By Shari Prymak

The Tesla Model 3 is easily one of the most hyped and talked about cars of the decade. The obsession over Tesla’s most affordable model to date is no doubt exhausting, but the hype is justified. The Model 3 represents the company’s attempt to bring trendy high-tech electric cars to the masses. In this case though, affordable is a relative term. At the time of writing, the only Tesla Model 3’s arriving in customer driveways are optioned to over $64,000, making this more of a BMW 3-Series alternative than a Honda Accord rival. We rented a 2018 Tesla Model 3 through Turo to see whether it has the substance to justify the hype and its lofty price tag.

In a bit of an enigma, the simplest car that Tesla has produced to date has also turned out to be the most challenging. The perils of mass production combined with the pressure of having to fill hundreds of thousands of orders have forced Tesla to streamline production and only produce large battery premium interior models. The result is that all Model 3’s are equipped with a battery pack capable of a 500km range and an interior that includes upgrades such as 12-way power adjustable heated premium seats, premium audio system, a panoramic glass roof, and 1 year of premium connectivity with live traffic satellite mapping, media streaming, and over-the-air updates.

2018 Tesla Model 3

That 500km range alone helps justify a chunk of the Model 3’s price tag.  Where most electric cars are relegated to use as urban runabouts due to their range limitations, the Model 3 is capable of going the distance. The driving experience itself is quite pleasurable with a sorted ride free of any squeaks or rattles. With a low centre of gravity granted by the floor-mounted battery pack, the Model 3 can be thrown into corners with minimal roll or body movement. The electric motor provides smooth, silent power with plenty of mid-range torque for effortless passing maneuvers. While there’s no ludicrous mode to be found here, a 0-100km/hr time of 5.4 seconds is nothing to scoff at.

More impressive than the driving experience is the simplistic, yet futuristic interior. The flat floor and expansive glass roof create a spacious, airy-feeling cabin fine for four adults to sit in reasonable comfort. The materials are suitably high quality with good overall fit and finish. The dashboard uses an ultra-minimalist design completely free of any buttons, knobs, or even traditional air vents and instrument gauges. Just about everything is controlled and displayed through a 15 inch centre touchscreen. It’s a clean-sheet approach to interior design that makes the Model 3 look like a tablet on wheels, but it works brilliantly once figured out.
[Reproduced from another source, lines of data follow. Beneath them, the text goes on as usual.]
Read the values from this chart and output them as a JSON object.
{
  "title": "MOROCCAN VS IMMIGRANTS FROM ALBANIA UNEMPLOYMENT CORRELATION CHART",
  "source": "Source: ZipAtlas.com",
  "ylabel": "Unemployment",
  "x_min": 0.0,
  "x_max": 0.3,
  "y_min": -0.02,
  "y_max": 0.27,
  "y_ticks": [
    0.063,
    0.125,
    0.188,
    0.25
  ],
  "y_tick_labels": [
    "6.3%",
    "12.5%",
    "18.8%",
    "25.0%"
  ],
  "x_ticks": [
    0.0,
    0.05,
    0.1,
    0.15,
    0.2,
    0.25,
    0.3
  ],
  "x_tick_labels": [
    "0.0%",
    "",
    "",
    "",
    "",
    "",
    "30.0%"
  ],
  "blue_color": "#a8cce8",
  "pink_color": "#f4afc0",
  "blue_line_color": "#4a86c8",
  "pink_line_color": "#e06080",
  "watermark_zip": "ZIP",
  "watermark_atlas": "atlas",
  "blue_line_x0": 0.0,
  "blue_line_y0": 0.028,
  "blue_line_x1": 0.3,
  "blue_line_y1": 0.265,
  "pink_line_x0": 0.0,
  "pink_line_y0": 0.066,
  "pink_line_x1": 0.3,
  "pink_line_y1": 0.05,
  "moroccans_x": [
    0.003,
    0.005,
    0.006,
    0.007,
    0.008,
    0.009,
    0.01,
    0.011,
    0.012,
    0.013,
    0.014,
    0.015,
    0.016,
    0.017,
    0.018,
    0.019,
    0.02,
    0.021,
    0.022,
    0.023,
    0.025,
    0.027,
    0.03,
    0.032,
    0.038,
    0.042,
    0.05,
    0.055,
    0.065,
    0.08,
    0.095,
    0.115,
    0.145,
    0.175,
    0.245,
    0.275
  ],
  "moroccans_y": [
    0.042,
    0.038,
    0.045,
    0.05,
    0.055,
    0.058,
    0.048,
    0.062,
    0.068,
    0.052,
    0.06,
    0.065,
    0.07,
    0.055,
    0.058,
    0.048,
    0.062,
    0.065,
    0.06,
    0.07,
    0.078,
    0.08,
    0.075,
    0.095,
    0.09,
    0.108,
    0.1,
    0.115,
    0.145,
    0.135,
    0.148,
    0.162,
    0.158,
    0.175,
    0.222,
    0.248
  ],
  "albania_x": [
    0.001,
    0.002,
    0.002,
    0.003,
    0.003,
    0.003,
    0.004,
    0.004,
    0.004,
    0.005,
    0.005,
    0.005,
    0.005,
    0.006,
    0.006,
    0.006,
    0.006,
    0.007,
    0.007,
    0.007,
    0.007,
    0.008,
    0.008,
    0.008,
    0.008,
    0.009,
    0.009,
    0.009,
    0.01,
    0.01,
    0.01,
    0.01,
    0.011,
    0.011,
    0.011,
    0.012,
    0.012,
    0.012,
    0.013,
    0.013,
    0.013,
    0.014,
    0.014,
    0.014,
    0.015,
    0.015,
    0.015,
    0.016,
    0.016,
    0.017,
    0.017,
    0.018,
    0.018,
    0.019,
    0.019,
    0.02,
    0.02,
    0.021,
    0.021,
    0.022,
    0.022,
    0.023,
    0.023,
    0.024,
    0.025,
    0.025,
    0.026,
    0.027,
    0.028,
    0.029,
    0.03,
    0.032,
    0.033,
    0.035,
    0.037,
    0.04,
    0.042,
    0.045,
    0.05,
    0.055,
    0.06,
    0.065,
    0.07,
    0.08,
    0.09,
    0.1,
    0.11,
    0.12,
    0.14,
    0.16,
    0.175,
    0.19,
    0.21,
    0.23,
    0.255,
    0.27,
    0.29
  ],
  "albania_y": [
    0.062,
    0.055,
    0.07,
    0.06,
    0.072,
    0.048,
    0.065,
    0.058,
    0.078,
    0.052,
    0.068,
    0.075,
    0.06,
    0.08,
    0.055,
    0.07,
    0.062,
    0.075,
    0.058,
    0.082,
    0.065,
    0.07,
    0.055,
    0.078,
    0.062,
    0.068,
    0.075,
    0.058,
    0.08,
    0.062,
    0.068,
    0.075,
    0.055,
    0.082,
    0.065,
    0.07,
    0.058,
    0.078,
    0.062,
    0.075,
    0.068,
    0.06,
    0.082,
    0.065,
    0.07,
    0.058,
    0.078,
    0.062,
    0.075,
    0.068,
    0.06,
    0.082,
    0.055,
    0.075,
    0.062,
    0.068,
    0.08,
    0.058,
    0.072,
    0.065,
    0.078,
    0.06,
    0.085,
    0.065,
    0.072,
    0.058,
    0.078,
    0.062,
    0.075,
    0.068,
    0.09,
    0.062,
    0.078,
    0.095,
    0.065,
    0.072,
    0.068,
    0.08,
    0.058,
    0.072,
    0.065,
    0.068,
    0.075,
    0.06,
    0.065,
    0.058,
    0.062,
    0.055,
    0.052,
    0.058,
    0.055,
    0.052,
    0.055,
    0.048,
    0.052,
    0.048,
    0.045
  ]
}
With such a heavy reliance on one system to do just about everything, it’s a good thing that the screen is extremely responsive, well organized, and sharp in appearance. Essential driving information such as speed and range are located in the top left corner of the screen well within peripheral vision. Icons along the bottom of the screen quickly pull up controls for the climate, audio, and navigation system, along with driving, phone, and other settings. Moving an icon with your finger controls the direction of airflow through the long thin vent that sweeps across the dashboard. Even basic functions such as opening the glovebox or adjusting the windshield wipers are performed through the screen.

2018 Tesla Model 3

Pricing for the rear-wheel drive Model 3 equipped with the large battery pack and premium interior starts at $64,100. A dual-motor all-wheel drive model is available in standard and performance variants priced at $69,400 and $84,800 respectively. The much-hyped “affordable” model with the shorter-range standard battery and a base price around $45,000 apparently won’t arrive until 2019, if at all.

As appealing as the Model 3 is, it’s far from what most would consider to be an accessible, affordable car for the masses. And though my test car was largely free from visible build quality issues, I did manage to catch a few mismatched exterior panels that wouldn’t cut it on a low-priced Toyota, let alone a luxury brand. The Model 3 is indeed a revolutionary vehicle that comes as close as ever to fulfilling Tesla’s promise of delivering the future of personal transportation. If the company can just sort out its production issues and start delivering lower-priced models with the quality that customers expect, then the hype would truly be realized.